The Next Link

Rav David Yosef channels his father’s spirit in the battle for Israel’s halachic identity
Photos: Elchanan Kotler, Chazaq, Flash90, Ronen Kedem
One Shabbos, when Rav David Yosef was a young boy, he went for a walk with his father Rav Ovadiah along Jerusalem’s Rechov Bar Ilan. Today’s religious neighborhood was mostly secular back then, and it wasn’t long before a taxi drew up alongside, its driver rolling down the window.
“I don’t know my way around here,” he called out. “If I carry on driving, where will I end up?”
Without missing a beat, Rav Ovadiah’s young son replied: “In Gehinnom.”
The cutting response drew an appreciative laugh from some bystanders, but despite his sense of humor, the Sephardic Chief Rabbi wasn’t amused.
“Why did you say that?” he upbraided his son. “Do you think that he’ll keep Shabbat because of your comment? Hafuch! Now, he’s even less likely to keep anything. He’ll hate Shabbat!”
Decades after the event, Rav David Yosef hasn’t forgotten the tongue-lashing. “Abba grew up among secular Jews, and he believed in reaching out by being pleasant to them, never by confrontation. His method worked, because so many chilonim who lived around us changed because of him.”
Yet Rav Ovadiah, as those who’d follow his weekly satellite-broadcasted speeches remember, was a straight-shooter, resorting to the colorful Arabic-infused language of his youth to chastise those who’d worked to undermine the Torah way of life. Although the secular media practically made a sport out of mining his speeches for inflammatory expressions, they failed to understand that for his people, it was a language of love — for the farmers and the taxi drivers and the pitzuchim sellers, he was their Abba and their champion.
Of all his siblings, 62-year-old Rav David Yosef — the ninth of 11 children — spent the most time with their father. In daily learning sessions that took place over 15 years, they compiled some of Rav Ovadiah’s most important halachic works.

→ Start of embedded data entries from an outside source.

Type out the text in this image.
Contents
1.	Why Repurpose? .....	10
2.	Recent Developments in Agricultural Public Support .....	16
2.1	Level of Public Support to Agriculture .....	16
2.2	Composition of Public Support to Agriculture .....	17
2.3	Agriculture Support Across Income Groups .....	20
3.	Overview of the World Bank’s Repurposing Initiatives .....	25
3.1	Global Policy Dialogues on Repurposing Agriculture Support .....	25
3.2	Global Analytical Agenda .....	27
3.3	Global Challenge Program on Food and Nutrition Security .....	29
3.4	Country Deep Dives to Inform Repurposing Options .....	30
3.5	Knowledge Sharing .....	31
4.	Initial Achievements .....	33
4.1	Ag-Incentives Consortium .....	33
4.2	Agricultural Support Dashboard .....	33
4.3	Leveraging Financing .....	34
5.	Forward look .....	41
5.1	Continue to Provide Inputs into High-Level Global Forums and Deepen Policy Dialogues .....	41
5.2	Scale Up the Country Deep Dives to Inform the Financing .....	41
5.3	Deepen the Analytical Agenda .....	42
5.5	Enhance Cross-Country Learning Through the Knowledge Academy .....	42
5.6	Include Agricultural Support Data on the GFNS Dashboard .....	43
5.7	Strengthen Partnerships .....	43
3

As his father sparked Israel’s Sephardic teshuvah movement by leading mass rallies, it was this son who was the warmup act, speaking at each location before the chief rabbi arrived. It was also Rav David Yosef who did the most to achieve a central aim of his father’s vision to restore Sephardic rabbinic standing, by founding a high-level kollel that has produced many of the country’s Sephardic dayanim.
Having spent decades following the path that his father set out for him, Rav David Yosef is now attempting to follow him into the office that Rav Ovadiah held dear — the post of Rishon Letzion, or Sephardic chief rabbi. If he succeeds in the elections that are to be held later this year, Rav David will take the reins from his older brother Rav Yitzchak Yosef.
As Israeli society is rent by divisions over the contentious justice system reforms, Rav David thinks that his father would have both supported the pushback against the High Court’s overweening power, and done everything to reach out to the other side.
“I always think to myself: What would Abba have done here?” says Rav David Yosef in an exclusive conversation with Mishpacha. “Although he was on good terms with the politicians of the left, he spoke out very strongly against the High Court and its agenda to secularize Israel. Yet even as we fight to restore the country’s religious status quo, we have to reach out in a pleasant way, and avoid passing laws that can be interpreted as coercion.”